Segmental arterial mediolysis

Last revised by Igor Vlašiček on 26 Sep 2023

Segmental arterial mediolysis (SAM) is an increasingly recognized vascular disease of the middle-aged and elderly and a leading cause of spontaneous intra-abdominal hemorrhage. It is characterized by fusiform aneurysms, stenoses, dissections and occlusions within splanchnic arterial branches. Imaging is not only the key to the diagnosis of this condition, but can also facilitate life-saving endovascular therapy.

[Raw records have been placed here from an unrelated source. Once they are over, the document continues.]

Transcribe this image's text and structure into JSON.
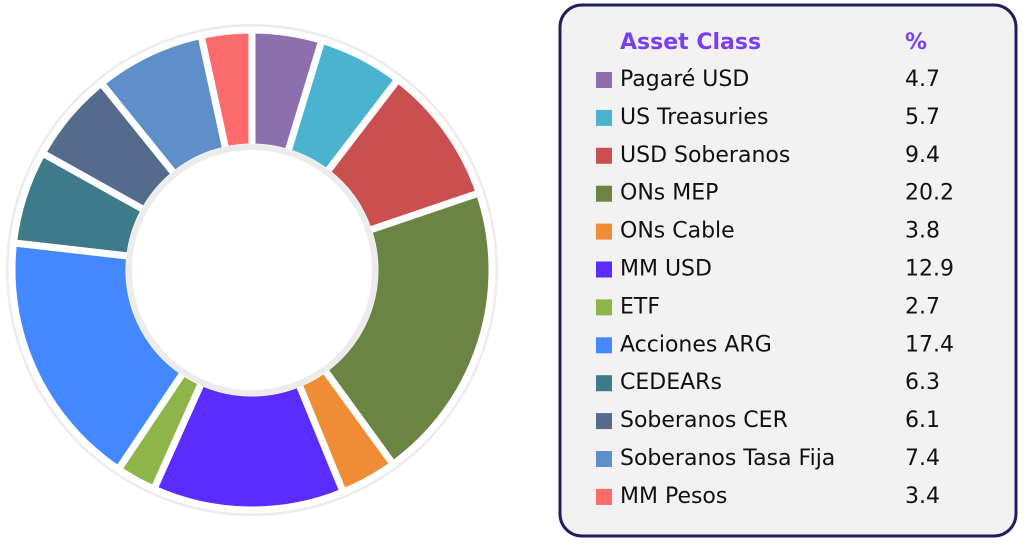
{
  "chart_data": {
    "type": "pie",
    "donut": true,
    "legend_header": "Asset Class",
    "value_header": "%",
    "categories": [
      "Pagaré USD",
      "US Treasuries",
      "USD Soberanos",
      "ONs MEP",
      "ONs Cable",
      "MM USD",
      "ETF",
      "Acciones ARG",
      "CEDEARs",
      "Soberanos CER",
      "Soberanos Tasa Fija",
      "MM Pesos"
    ],
    "values": [
      4.7,
      5.7,
      9.4,
      20.2,
      3.8,
      12.9,
      2.7,
      17.4,
      6.3,
      6.1,
      7.4,
      3.4
    ],
    "colors": [
      "#8e6fae",
      "#4ab3cf",
      "#c9504f",
      "#6a8444",
      "#f08c35",
      "#5a2cff",
      "#8db54a",
      "#4488ff",
      "#3f7a8a",
      "#556b8c",
      "#5f8fc8",
      "#fb6b6b"
    ],
    "legend": "right"
  }
}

Segmental arterial mediolysis was first described as a discrete entity in 1976 1, and was initially thought to be very rare 2. Only 14 cases were reported over 20 years to 1997, but in the last decade reports have become much more frequent 3, and this is thought to be a combination of increased use of thin slice computed tomographic angiography (CTA) and increased awareness in the radiological community. The incidence may be as high as 1 per 100,000 per year 4

Segmental arterial mediolysis most commonly presents as spontaneous intra-abdominal hemorrhage in patients aged 50 to 80. Bleeding may occur into the mesentery or peritoneum, or less commonly, into the bowel lumen. Abdominal pain, distension, shock, and falling hematocrit are typical. Bowel ischemia, hematuria, or hemobilia are also described 3. For middle-aged patients with non-traumatic spontaneous mesenteric hemorrhage, segmental arterial mediolysis is the most likely underlying cause. Mortality has been described as high as 50% 5.

Segmental arterial mediolysis is an uncommon arteriopathy, which is not atherosclerotic or inflammatory. The underlying histological process is lysis of the smooth muscle of the outer media of the arterial wall 5, resulting in intramural hemorrhage, saccular or dissecting aneurysms, thrombosis and hemorrhage. It affects the visceral arteries of the abdomen in a skip pattern 6, most commonly affecting the medium size branches of the superior mesenteric artery. The etiology is unknown, but an association with episodes of splanchnic vasoconstriction has been observed (e.g. shock, hypoxia, recent major operation, vasopressor infusion) 5,7. There is some histological similarity to fibromuscular dysplasia, which is a differential diagnosis, but the clinical features and lesion distribution are usually characteristic.

The hallmark of the disorder is multiple abdominal splanchnic artery aneurysms. CT is the modality of choice 6.

CT typically shows mesenteric or intraperitoneal hemorrhage, and CT angiography reveals a range of arteriographic abnormalities of the branches of the visceral arteries 5,6, including:

  • fusiform aneurysms

  • stenosis

  • dissections

  • occlusions

A pattern of aneurysms and stenoses in series is characteristic; the "string-of-beads" appearance. The aneurysms have a random distribution, in contrast to mycotic aneurysms which show a predilection for bifurcations 6. Dissections may occur but are rare in splanchnic branches.

The severity of the presenting illness is variable, and conservative therapy may be appropriate. Importantly, immunosuppression by steroids or other drugs is thought to be counterproductive, as the arteriopathy is not inflammatory or autoimmune. Generally, the prognosis after the presenting episode appears to be good.

For incidentally discovered lesions, the natural history of segmental arterial mediolysis is poorly understood. Cases of segmental arterial mediolysis have been described in which there is an abrupt onset of arteriographic abnormalities, followed by a symptomatic stage, during which hemorrhage carries significant mortality. After this, the arteriopathy may either resolve, remain in status quo, fluctuate, or move from some segments to others. This unpredictable natural history leads most authors to recommend continued surveillance over several years, with prophylactic endovascular treatment performed for enlarging aneurysms, especially if >10 mm in size 8-10.

Significant abdominal hemorrhage requires urgent treatment. Coil embolization is most frequently advocated, and this is usually straightforward where the affected artery can be sacrificed without causing significant distal ischemia. As typical in visceral arteries, complete exclusion often requires vessels to be occluded both proximal and distal to the bleeding site. Glue embolization can also be performed 11.

If embolization is not available or contraindicated, surgical exploration, ligation, and resection of the affected gut segments and viscera may be necessary.